Actually I feel better about that, in large part because they called it out.

3e was actually great for that.

To me, "the game" is D&D in its many forms. It is not exclusively WotC 5e unless a point is made calling out that specific version.

And no, putting a thread in the Dungeons & Dragons forum does not implicitly mean "WotC 5e only".
 

Micah Sweet

Level Up & OSR Enthusiast
Call what out? If we say that Fighters and Rogues have an extraordinary power source, like Ki.... you just tell us that it doesn't say that, and challenge us if it were true, why doesn't it say that.

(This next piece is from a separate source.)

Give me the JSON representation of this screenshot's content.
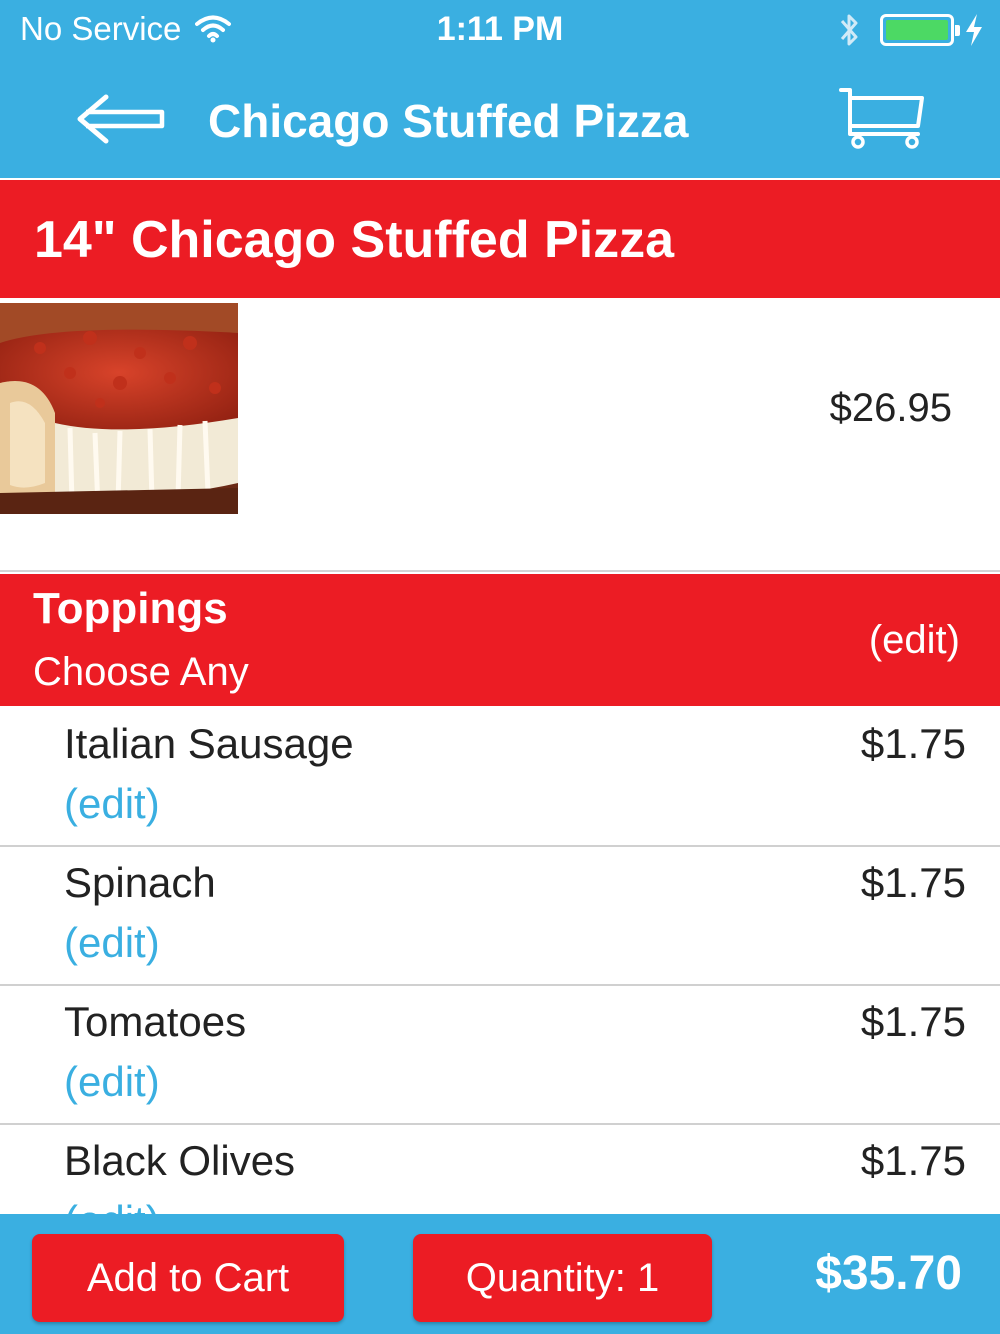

So even when we try and add it, you demand to know why it wasn't already inherent in the class.
Add it to the power, or to the class description of whatever version of the rules you're using. That's what calling it out means to me. Saying it should be assumed because "it's a fantasy world" is not enough for my taste.
 

CreamCloud0

One day, I hope to actually play DnD.
Add it to the power, or to the class description of whatever version of the rules you're using. That's what calling it out means to me. Saying it should be assumed because "it's a fantasy world" is not enough for my taste.
sure, maybe, but you're never going to achieve getting the PHB changed by telling us you don't believe martials can't do things without supernatural aid and insisting that the non-descriptions don't live up to your standards here on Enword.